Мишка уныло отнекивается:
— Да нет, что вы! Все о’кей…
Нина Ивановна ласково смотрит на Мишу.
— Мишенька наш с девушкой своей поссорился… Не нравится ей, что он в институт поступать не хочет…
Мишка вскидывает голову.
— Да я хочу поступать, хочу и поступлю обязательно! Но никакой институт из меня поэта не сделает — я жизнь должен видеть! Сам все на своей шкуре испытать, перенести, а не по рассказам других — неужели она этого не понимает! Вы-то понимаете, что она не понимает?! Я флот во сне вижу, я без моря человеком не буду! Вам хорошо — вы плавали… И ты, Юра, и Кончинский, и батя мой, и мама — а я всю жизнь как в розовом мешке сижу… а мне ведь уже девятнадцать! А она не понимает… Хотите стихи?
Мишка, не дожидаясь согласия публики, читает с подвывом:
Итак, любовь. Она ли не воспета,
Любви ль в веках не воздано свое?
Влюбленные великие поэты —
«Сильна, как смерть!» — твердили про нее.
К тому добавить можно очень мало,
Но я сказал бы, робость прогоня:
Когда бы жить любовь не помогала,
Когда б сильней не делала меня,
Когда б любовь мне солнце с неба стерла,
Чтоб стали дни туманней и мрачней,
Хватило б силы взять ее за горло
И задушить. И не писать о ней!
Девушки открыв рот, слушают Мишу.
— Вот это да-а… Даже жутко стало… Мы вас боимся, Миша, — вы, оказывается, страшный мужчина…
Миша улыбается.
— Я не страшный… Это Владимир Солоухин написал… Мне пока так не сказать…
Нина Ивановна неожиданно крепко целует и обнимает Мишу.
— Ну и слава тебе господи! Я-то боялась, что это ты, Мишенька, сочинил… Я уж испугалась за Ирочку… Такие несправедливые слова… Как можно… просто не пойму я этого вашего Солоухина… Он что, сбесился, что ли — так писать о любви… Хорошо, что мой Вовочка не слышал… «Веять за горло»… «Задушить»… И кого?! Любовь!!! Нет! Этого я никогда, хоть сто лет, хоть двести проживу, не пойму, и все… И не смейтесь надо мной… — Нина Ивановна вскакивает и убегает в кабинетик.
Айвазовский задумчиво прохаживается по каюте.

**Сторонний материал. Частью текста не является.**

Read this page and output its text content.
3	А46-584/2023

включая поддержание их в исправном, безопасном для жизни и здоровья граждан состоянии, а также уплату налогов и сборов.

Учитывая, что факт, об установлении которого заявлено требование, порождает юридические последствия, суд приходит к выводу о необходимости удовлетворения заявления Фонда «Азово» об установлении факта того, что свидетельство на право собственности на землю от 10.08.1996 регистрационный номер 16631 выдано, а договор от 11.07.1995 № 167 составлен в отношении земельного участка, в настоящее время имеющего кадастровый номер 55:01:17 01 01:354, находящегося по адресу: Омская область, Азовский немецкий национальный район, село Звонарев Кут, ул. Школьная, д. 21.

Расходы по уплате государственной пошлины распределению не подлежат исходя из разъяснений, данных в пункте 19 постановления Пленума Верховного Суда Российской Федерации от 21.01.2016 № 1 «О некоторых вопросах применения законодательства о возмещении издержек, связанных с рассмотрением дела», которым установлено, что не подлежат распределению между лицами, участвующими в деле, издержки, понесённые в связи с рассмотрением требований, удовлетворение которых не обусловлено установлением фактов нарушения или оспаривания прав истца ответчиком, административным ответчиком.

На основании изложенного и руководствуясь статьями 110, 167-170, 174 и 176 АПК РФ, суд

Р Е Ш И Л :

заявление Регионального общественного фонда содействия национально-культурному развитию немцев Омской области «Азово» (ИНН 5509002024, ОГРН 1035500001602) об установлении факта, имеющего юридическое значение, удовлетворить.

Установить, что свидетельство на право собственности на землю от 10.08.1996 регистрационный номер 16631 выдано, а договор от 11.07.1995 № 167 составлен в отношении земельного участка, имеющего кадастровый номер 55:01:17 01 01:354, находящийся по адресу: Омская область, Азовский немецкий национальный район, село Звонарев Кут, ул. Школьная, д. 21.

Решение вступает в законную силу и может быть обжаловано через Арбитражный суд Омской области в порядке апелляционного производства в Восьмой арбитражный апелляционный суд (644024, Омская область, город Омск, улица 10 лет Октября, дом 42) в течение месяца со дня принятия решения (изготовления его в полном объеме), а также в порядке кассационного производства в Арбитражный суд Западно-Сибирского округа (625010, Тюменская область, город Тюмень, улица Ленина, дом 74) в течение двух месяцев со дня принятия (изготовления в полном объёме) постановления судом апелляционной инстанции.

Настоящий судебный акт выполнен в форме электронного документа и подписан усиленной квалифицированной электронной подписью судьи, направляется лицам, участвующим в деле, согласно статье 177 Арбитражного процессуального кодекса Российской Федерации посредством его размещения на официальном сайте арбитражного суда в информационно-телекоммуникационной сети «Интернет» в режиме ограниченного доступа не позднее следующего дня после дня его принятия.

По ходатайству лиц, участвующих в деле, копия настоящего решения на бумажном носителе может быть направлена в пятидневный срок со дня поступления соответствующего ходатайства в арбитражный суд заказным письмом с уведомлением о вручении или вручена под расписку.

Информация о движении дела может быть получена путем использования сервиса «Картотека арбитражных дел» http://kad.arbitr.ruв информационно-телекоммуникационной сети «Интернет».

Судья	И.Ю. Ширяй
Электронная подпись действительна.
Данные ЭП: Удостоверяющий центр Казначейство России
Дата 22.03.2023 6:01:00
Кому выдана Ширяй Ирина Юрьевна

— Понимаете, Михаил, я прожил довольно большую жизнь, часто выезжал в командировки, воевал пять лет и никогда не сомневался в жене… в ее чувствах ко мне… Я знаю твердо: если любовь есть, то она многое может выдержать, а если нет — то какой и спрос…
Водолаз Юра добавляет:
— Проще надо быть, Мишка! Ты бы ей сказал: «Жди меня, и я вернусь!» И все… А институты там и все такое прочее нечего припутывать… Для моряка жена — первое дело! В этом крепко все должно быть… Моряк должен знать, что на берегу его ждут, а то море слишком соленым становится…

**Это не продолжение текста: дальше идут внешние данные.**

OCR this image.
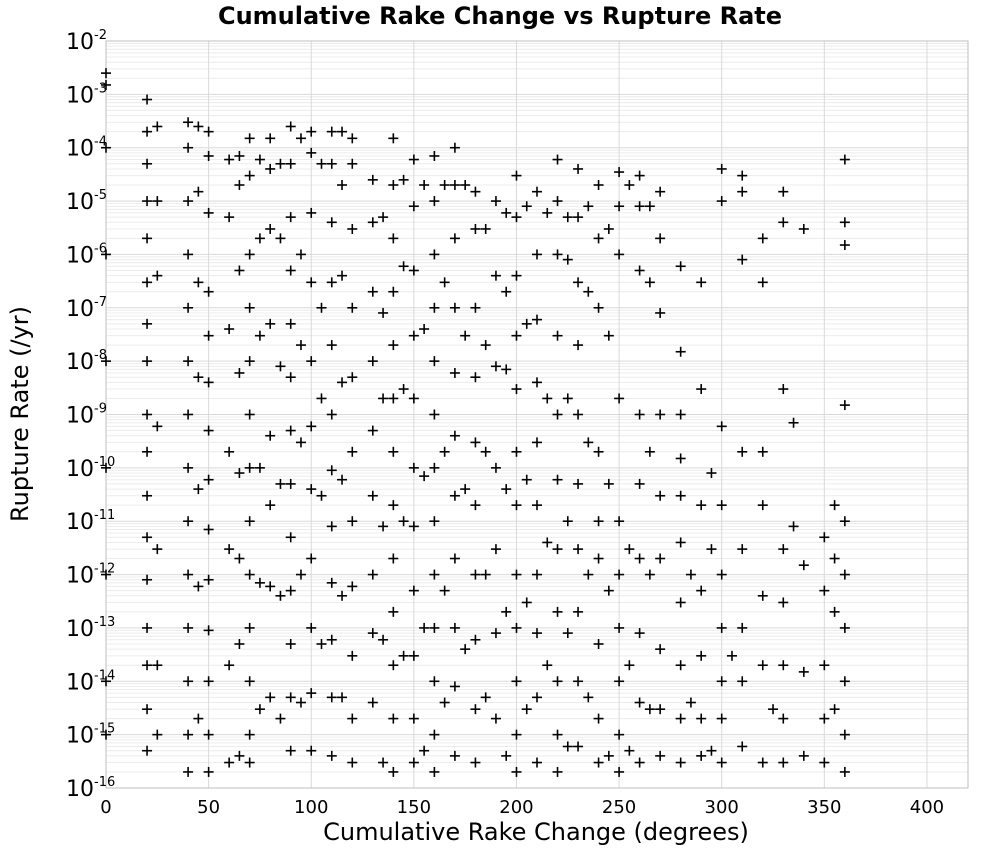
Cumulative Rake Change vs Rupture Rate
0	50	100	150	200	250	300	350	400
$10^{-2}$
$10^{-3}$
$10^{-4}$
$10^{-5}$
$10^{-6}$
$10^{-7}$
$10^{-8}$
$10^{-9}$
$10^{-10}$
$10^{-11}$
$10^{-12}$
$10^{-13}$
$10^{-14}$
$10^{-15}$
$10^{-16}$
Cumulative Rake Change (degrees)
Rupture Rate (/yr)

Кончинский просовывает голову в люк.
— Плюнь, Мишка, и разотри как следует! Такого лихого маримана еще поискать! Я из-за них, трясогузок, мучился-мучился, а потом плюнул, и все! Теперь они мне даром не нужны…

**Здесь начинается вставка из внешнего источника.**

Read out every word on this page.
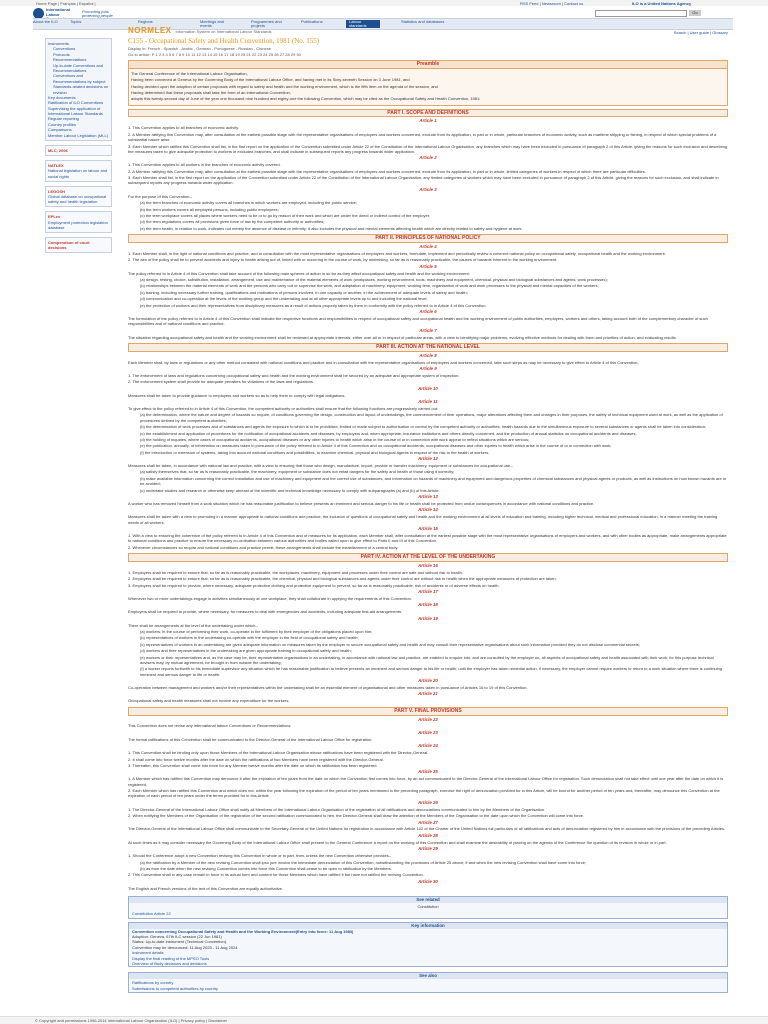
Home Page | Français | Español |	RSS Feed | Newsroom | Contact us	ILO is a United Nations Agency
International
Labour
Promoting jobs,
protecting people
Go
About the ILO	Topics	Regions	Meetings and events
Programmes and projects
Publications	Labour standards
Statistics and databases
Instruments
Conventions
Protocols
Recommendations
Up-to-date Conventions and Recommendations
Conventions and Recommendations by subject
Standards-related decisions on revision
Key documents
Ratification of ILO Conventions
Supervising the application of International Labour Standards
Regular reporting
Country profiles
Comparisons
Member Labour Legislation (MLL)
MLC, 2006
NATLEX
National legislation on labour and social rights
LEGOSH
Global database on occupational safety and health legislation
EPLex
Employment protection legislation database
Compendium of court decisions
NORMLEX Information System on International Labour Standards
C155 - Occupational Safety and Health Convention, 1981 (No. 155)
Search | User guide | Glossary
Display in: French - Spanish - Arabic - German - Portuguese - Russian - Chinese
Go to article: P 1 2 3 4 5 6 7 8 9 10 11 12 13 14 15 16 17 18 19 20 21 22 23 24 25 26 27 28 29 30
Preamble

The General Conference of the International Labour Organisation,

Having been convened at Geneva by the Governing Body of the International Labour Office, and having met in its Sixty-seventh Session on 3 June 1981, and

Having decided upon the adoption of certain proposals with regard to safety and health and the working environment, which is the fifth item on the agenda of the session, and

Having determined that these proposals shall take the form of an international Convention,

adopts this twenty-second day of June of the year one thousand nine hundred and eighty-one the following Convention, which may be cited as the Occupational Safety and Health Convention, 1981:

PART I. SCOPE AND DEFINITIONS
Article 1
1. This Convention applies to all branches of economic activity.
2. A Member ratifying this Convention may, after consultation at the earliest possible stage with the representative organisations of employers and workers concerned, exclude from its application, in part or in whole, particular branches of economic activity, such as maritime shipping or fishing, in respect of which special problems of a substantial nature arise.
3. Each Member which ratifies this Convention shall list, in the first report on the application of the Convention submitted under Article 22 of the Constitution of the International Labour Organisation, any branches which may have been excluded in pursuance of paragraph 2 of this Article, giving the reasons for such exclusion and describing the measures taken to give adequate protection to workers in excluded branches, and shall indicate in subsequent reports any progress towards wider application.
Article 2
1. This Convention applies to all workers in the branches of economic activity covered.
2. A Member ratifying this Convention may, after consultation at the earliest possible stage with the representative organisations of employers and workers concerned, exclude from its application, in part or in whole, limited categories of workers in respect of which there are particular difficulties.
3. Each Member shall list, in the first report on the application of the Convention submitted under Article 22 of the Constitution of the International Labour Organisation, any limited categories of workers which may have been excluded in pursuance of paragraph 2 of this Article, giving the reasons for such exclusion, and shall indicate in subsequent reports any progress towards wider application.
Article 3
For the purpose of this Convention--
(a) the term branches of economic activity covers all branches in which workers are employed, including the public service;
(b) the term workers covers all employed persons, including public employees;
(c) the term workplace covers all places where workers need to be or to go by reason of their work and which are under the direct or indirect control of the employer;
(d) the term regulations covers all provisions given force of law by the competent authority or authorities;
(e) the term health, in relation to work, indicates not merely the absence of disease or infirmity; it also includes the physical and mental elements affecting health which are directly related to safety and hygiene at work.
PART II. PRINCIPLES OF NATIONAL POLICY
Article 4
1. Each Member shall, in the light of national conditions and practice, and in consultation with the most representative organisations of employers and workers, formulate, implement and periodically review a coherent national policy on occupational safety, occupational health and the working environment.
2. The aim of the policy shall be to prevent accidents and injury to health arising out of, linked with or occurring in the course of work, by minimising, so far as is reasonably practicable, the causes of hazards inherent in the working environment.
Article 5
The policy referred to in Article 4 of this Convention shall take account of the following main spheres of action in so far as they affect occupational safety and health and the working environment:
(a) design, testing, choice, substitution, installation, arrangement, use and maintenance of the material elements of work (workplaces, working environment, tools, machinery and equipment, chemical, physical and biological substances and agents, work processes);
(b) relationships between the material elements of work and the persons who carry out or supervise the work, and adaptation of machinery, equipment, working time, organisation of work and work processes to the physical and mental capacities of the workers;
(c) training, including necessary further training, qualifications and motivations of persons involved, in one capacity or another, in the achievement of adequate levels of safety and health;
(d) communication and co-operation at the levels of the working group and the undertaking and at all other appropriate levels up to and including the national level;
(e) the protection of workers and their representatives from disciplinary measures as a result of actions properly taken by them in conformity with the policy referred to in Article 4 of this Convention.
Article 6
The formulation of the policy referred to in Article 4 of this Convention shall indicate the respective functions and responsibilities in respect of occupational safety and occupational health and the working environment of public authorities, employers, workers and others, taking account both of the complementary character of such responsibilities and of national conditions and practice.
Article 7
The situation regarding occupational safety and health and the working environment shall be reviewed at appropriate intervals, either over-all or in respect of particular areas, with a view to identifying major problems, evolving effective methods for dealing with them and priorities of action, and evaluating results.
PART III. ACTION AT THE NATIONAL LEVEL
Article 8
Each Member shall, by laws or regulations or any other method consistent with national conditions and practice and in consultation with the representative organisations of employers and workers concerned, take such steps as may be necessary to give effect to Article 4 of this Convention.
Article 9
1. The enforcement of laws and regulations concerning occupational safety and health and the working environment shall be secured by an adequate and appropriate system of inspection.
2. The enforcement system shall provide for adequate penalties for violations of the laws and regulations.
Article 10
Measures shall be taken to provide guidance to employers and workers so as to help them to comply with legal obligations.
Article 11
To give effect to the policy referred to in Article 4 of this Convention, the competent authority or authorities shall ensure that the following functions are progressively carried out:
(a) the determination, where the nature and degree of hazards so require, of conditions governing the design, construction and layout of undertakings, the commencement of their operations, major alterations affecting them and changes in their purposes, the safety of technical equipment used at work, as well as the application of procedures defined by the competent authorities;
(b) the determination of work processes and of substances and agents the exposure to which is to be prohibited, limited or made subject to authorisation or control by the competent authority or authorities; health hazards due to the simultaneous exposure to several substances or agents shall be taken into consideration;
(c) the establishment and application of procedures for the notification of occupational accidents and diseases, by employers and, when appropriate, insurance institutions and others directly concerned, and the production of annual statistics on occupational accidents and diseases;
(d) the holding of inquiries, where cases of occupational accidents, occupational diseases or any other injuries to health which arise in the course of or in connection with work appear to reflect situations which are serious;
(e) the publication, annually, of information on measures taken in pursuance of the policy referred to in Article 4 of this Convention and on occupational accidents, occupational diseases and other injuries to health which arise in the course of or in connection with work;
(f) the introduction or extension of systems, taking into account national conditions and possibilities, to examine chemical, physical and biological agents in respect of the risk to the health of workers.
Article 12
Measures shall be taken, in accordance with national law and practice, with a view to ensuring that those who design, manufacture, import, provide or transfer machinery, equipment or substances for occupational use--
(a) satisfy themselves that, so far as is reasonably practicable, the machinery, equipment or substance does not entail dangers for the safety and health of those using it correctly;
(b) make available information concerning the correct installation and use of machinery and equipment and the correct use of substances, and information on hazards of machinery and equipment and dangerous properties of chemical substances and physical agents or products, as well as instructions on how known hazards are to be avoided;
(c) undertake studies and research or otherwise keep abreast of the scientific and technical knowledge necessary to comply with subparagraphs (a) and (b) of this Article.
Article 13
A worker who has removed himself from a work situation which he has reasonable justification to believe presents an imminent and serious danger to his life or health shall be protected from undue consequences in accordance with national conditions and practice.
Article 14
Measures shall be taken with a view to promoting in a manner appropriate to national conditions and practice, the inclusion of questions of occupational safety and health and the working environment at all levels of education and training, including higher technical, medical and professional education, in a manner meeting the training needs of all workers.
Article 15
1. With a view to ensuring the coherence of the policy referred to in Article 4 of this Convention and of measures for its application, each Member shall, after consultation at the earliest possible stage with the most representative organisations of employers and workers, and with other bodies as appropriate, make arrangements appropriate to national conditions and practice to ensure the necessary co-ordination between various authorities and bodies called upon to give effect to Parts II and III of this Convention.
2. Whenever circumstances so require and national conditions and practice permit, these arrangements shall include the establishment of a central body.
PART IV. ACTION AT THE LEVEL OF THE UNDERTAKING
Article 16
1. Employers shall be required to ensure that, so far as is reasonably practicable, the workplaces, machinery, equipment and processes under their control are safe and without risk to health.
2. Employers shall be required to ensure that, so far as is reasonably practicable, the chemical, physical and biological substances and agents under their control are without risk to health when the appropriate measures of protection are taken.
3. Employers shall be required to provide, where necessary, adequate protective clothing and protective equipment to prevent, so far as is reasonably practicable, risk of accidents or of adverse effects on health.
Article 17
Whenever two or more undertakings engage in activities simultaneously at one workplace, they shall collaborate in applying the requirements of this Convention.
Article 18
Employers shall be required to provide, where necessary, for measures to deal with emergencies and accidents, including adequate first-aid arrangements.
Article 19
There shall be arrangements at the level of the undertaking under which--
(a) workers, in the course of performing their work, co-operate in the fulfilment by their employer of the obligations placed upon him;
(b) representatives of workers in the undertaking co-operate with the employer in the field of occupational safety and health;
(c) representatives of workers in an undertaking are given adequate information on measures taken by the employer to secure occupational safety and health and may consult their representative organisations about such information provided they do not disclose commercial secrets;
(d) workers and their representatives in the undertaking are given appropriate training in occupational safety and health;
(e) workers or their representatives and, as the case may be, their representative organisations in an undertaking, in accordance with national law and practice, are enabled to enquire into, and are consulted by the employer on, all aspects of occupational safety and health associated with their work; for this purpose technical advisers may, by mutual agreement, be brought in from outside the undertaking;
(f) a worker reports forthwith to his immediate supervisor any situation which he has reasonable justification to believe presents an imminent and serious danger to his life or health; until the employer has taken remedial action, if necessary, the employer cannot require workers to return to a work situation where there is continuing imminent and serious danger to life or health.
Article 20
Co-operation between management and workers and/or their representatives within the undertaking shall be an essential element of organisational and other measures taken in pursuance of Articles 16 to 19 of this Convention.
Article 21
Occupational safety and health measures shall not involve any expenditure for the workers.
PART V. FINAL PROVISIONS
Article 22
This Convention does not revise any international labour Conventions or Recommendations.
Article 23
The formal ratifications of this Convention shall be communicated to the Director-General of the International Labour Office for registration.
Article 24
1. This Convention shall be binding only upon those Members of the International Labour Organisation whose ratifications have been registered with the Director-General.
2. It shall come into force twelve months after the date on which the ratifications of two Members have been registered with the Director-General.
3. Thereafter, this Convention shall come into force for any Member twelve months after the date on which its ratification has been registered.
Article 25
1. A Member which has ratified this Convention may denounce it after the expiration of ten years from the date on which the Convention first comes into force, by an act communicated to the Director-General of the International Labour Office for registration. Such denunciation shall not take effect until one year after the date on which it is registered.
2. Each Member which has ratified this Convention and which does not, within the year following the expiration of the period of ten years mentioned in the preceding paragraph, exercise the right of denunciation provided for in this Article, will be bound for another period of ten years and, thereafter, may denounce this Convention at the expiration of each period of ten years under the terms provided for in this Article.
Article 26
1. The Director-General of the International Labour Office shall notify all Members of the International Labour Organisation of the registration of all ratifications and denunciations communicated to him by the Members of the Organisation.
2. When notifying the Members of the Organisation of the registration of the second ratification communicated to him, the Director-General shall draw the attention of the Members of the Organisation to the date upon which the Convention will come into force.
Article 27
The Director-General of the International Labour Office shall communicate to the Secretary-General of the United Nations for registration in accordance with Article 102 of the Charter of the United Nations full particulars of all ratifications and acts of denunciation registered by him in accordance with the provisions of the preceding Articles.
Article 28
At such times as it may consider necessary the Governing Body of the International Labour Office shall present to the General Conference a report on the working of this Convention and shall examine the desirability of placing on the agenda of the Conference the question of its revision in whole or in part.
Article 29
1. Should the Conference adopt a new Convention revising this Convention in whole or in part, then, unless the new Convention otherwise provides--
(a) the ratification by a Member of the new revising Convention shall ipso jure involve the immediate denunciation of this Convention, notwithstanding the provisions of Article 25 above, if and when the new revising Convention shall have come into force;
(b) as from the date when the new revising Convention comes into force this Convention shall cease to be open to ratification by the Members.
2. This Convention shall in any case remain in force in its actual form and content for those Members which have ratified it but have not ratified the revising Convention.
Article 30
The English and French versions of the text of this Convention are equally authoritative.
See related
Constitution
Constitution Article 22
Key information
Convention concerning Occupational Safety and Health and the Working Environment(Entry into force: 11 Aug 1983)
Adoption: Geneva, 67th ILC session (22 Jun 1981)
Status: Up-to-date instrument (Technical Convention).
Convention may be denounced: 11 Aug 2023 - 11 Aug 2024
Instrument details
Display the final reading of the MPSO Tools
Overview of Body decisions and decisions
See also
Ratifications by country
Submissions to competent authorities by country
© Copyright and permissions 1996-2014 International Labour Organization (ILO) | Privacy policy | Disclaimer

Майка встает и грозит кулаком голове Кончинского.
— Так уж и не нужны?! А что мне вечером на ухо шептал, а?! Не слушай его, Мишка…
Юля дергает Мишку за рукав.
— А хочешь, Мишенька, я тебя со своей сестренкой познакомлю? Девочка — с ума сойдешь… Школу закончила с медалью… Художественной гимнастикой занимается теперь с утра до вечера… Она как раз мне недавно сказала: «Если уж любить, то только моряка военного — и больше никого!» Вот такая она у меня… Я уж…
В это время, никем не замеченная, на трапе появляется Иришка. Сосредоточенно выслушав последнее предложение, неожиданно низким голосом произносит:
— Михаил! Выйди на несколько минут…
Мишка вскакивает и молниеносно убегает на набережную. За столом неловкое молчание. Майка встает и направляется к трапу.
— Эх, Юлька, опять натрепалась… Один вред от тебя… Поедем домой, что ли… Спасибо, мальчики, за чай-сахар… а нам пора — завтра в утреннюю.
Взявшись под руки, уходят, напевая «Арлекино»…
Из кабинетика, оглядевшись, высовывается Нина Ивановна, принимается за уборку.
— Ну вот, насвинячили и ушли, а убрать за собой и в голову не пришло. Ну что это за девушки? Какие хозяйки из них могут получиться? Кому такие жены нужны… Оттого и разводов столько… Распустились все, мужчин не уважают… Да мой Вовочка… Если бы я хоть раз тарелку забыла помыть… Ух… Даже представить страшно… — Нина Ивановна на миг закрывает глаза и застывает с тряпкой в руке.
Водолаз Юра ворчит:
— Ладно, ладно… раскормила своего бугая… небось из-за брюха и нагнуться лишний раз не может…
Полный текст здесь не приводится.